“I don’t think that this disqualifies him from being president,” Pelosi told reporters Monday on Capitol Hill when asked about the accusations. “Not at all.”
Pelosi reiterated that sentiment during a livestreamed interview with Politico on Tuesday, adding that Biden should be more aware of how his actions may be received.
“I think that it’s important for the vice president and others to understand it isn’t what you intended, it’s how it was received,” Pelosi said of Biden’s alleged interactions with women. “He has to understand in the world we live in now, people’s space is important to them.”
Biden, who is expected to announce a 2020 presidential bid, has been accused by at least two women of inappropriately touching them while he was vice president.
Former Nevada Assemblywoman Lucy Flores published an op-ed for New York Magazine on Friday in which she said Biden approached her from behind, put his hands on her shoulders, smelled her hair and kissed the back of her head during a Las Vegas campaign rally in 2014. She was running for Nevada lieutenant governor at the time.
“I froze. ‘Why is the vice-president of the United States touching me?’” she wrote, adding that the alleged interaction left her feeling “uneasy, gross, and confused.”
On Monday, The Hartford Courant published an accusation from another woman, Amy Lappos, who said Biden grabbed her by the head and rubbed noses with her during a 2009 fundraising luncheon in Connecticut.
“It wasn’t sexual, but he did grab me by the head,” Lappos told the Courant. “When he was pulling me in, I thought he was going to kiss me on the mouth.”

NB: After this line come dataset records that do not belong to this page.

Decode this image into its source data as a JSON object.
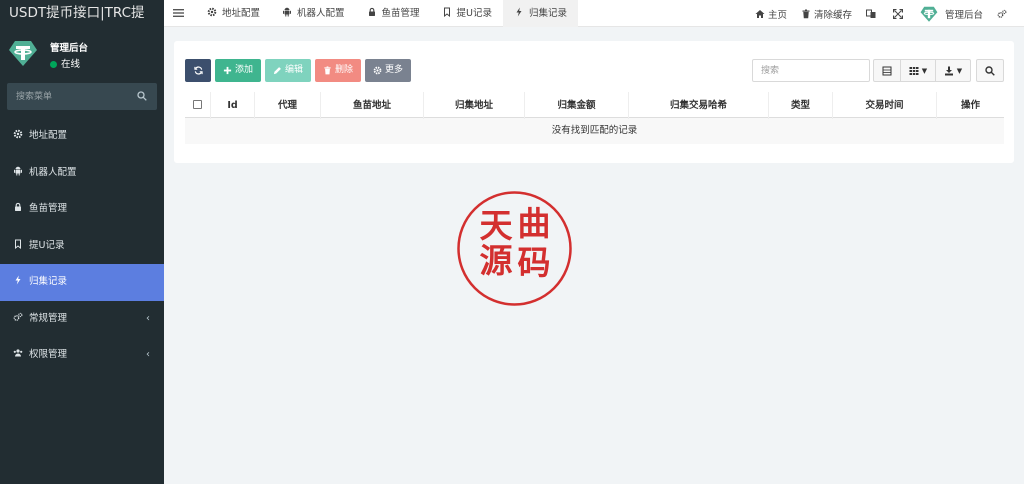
{
  "app": {
    "brand": "USDT提币接口|TRC提",
    "user_name": "管理后台",
    "user_status": "在线"
  },
  "sidebar": {
    "search_placeholder": "搜索菜单",
    "items": [
      {
        "label": "地址配置",
        "icon": "gear-icon"
      },
      {
        "label": "机器人配置",
        "icon": "android-icon"
      },
      {
        "label": "鱼苗管理",
        "icon": "lock-icon"
      },
      {
        "label": "提U记录",
        "icon": "bookmark-icon"
      },
      {
        "label": "归集记录",
        "icon": "bolt-icon",
        "active": true
      },
      {
        "label": "常规管理",
        "icon": "cogs-icon",
        "has_children": true
      },
      {
        "label": "权限管理",
        "icon": "users-icon",
        "has_children": true
      }
    ]
  },
  "topbar": {
    "tabs": [
      {
        "label": "地址配置",
        "icon": "gear-icon"
      },
      {
        "label": "机器人配置",
        "icon": "android-icon"
      },
      {
        "label": "鱼苗管理",
        "icon": "lock-icon"
      },
      {
        "label": "提U记录",
        "icon": "bookmark-icon"
      },
      {
        "label": "归集记录",
        "icon": "bolt-icon",
        "active": true
      }
    ],
    "home_label": "主页",
    "clear_cache_label": "清除缓存",
    "admin_label": "管理后台"
  },
  "toolbar": {
    "add_label": "添加",
    "edit_label": "编辑",
    "delete_label": "删除",
    "more_label": "更多",
    "search_placeholder": "搜索"
  },
  "table": {
    "columns": [
      "Id",
      "代理",
      "鱼苗地址",
      "归集地址",
      "归集金额",
      "归集交易哈希",
      "类型",
      "交易时间",
      "操作"
    ],
    "empty_text": "没有找到匹配的记录"
  },
  "seal": {
    "chars": [
      "天",
      "曲",
      "源",
      "码"
    ]
  },
  "colors": {
    "sidebar_bg": "#222d32",
    "active_item": "#5c7ee0",
    "add_button": "#3fb58f",
    "edit_button": "#7fd3be",
    "delete_button": "#f28b82",
    "more_button": "#7a8290",
    "seal_red": "#d32f2f"
  }
}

Biden released a statement Sunday saying he “never” believed he was acting inappropriately during his many years in the public eye.
“If it is suggested I did so, I will listen respectfully. But it was never my intention,” he said in his statement. He has not apologized for any upset his actions may have caused the women he came in contact with.
Pelosi said Tuesday that Biden is an “affectionate person,” but suggested he should accept that “people think differently about communication.”
“To say, ‘I’m sorry that you were offended,’ is not an apology,” she told Politico. “I’m sorry I invaded your space, but not I’m sorry you were offended. … That’s not accepting the fact that people think differently about communication, whether it’s a handshake, a hug.”
A representative for Pelosi did not immediately respond to HuffPost’s request for additional comment.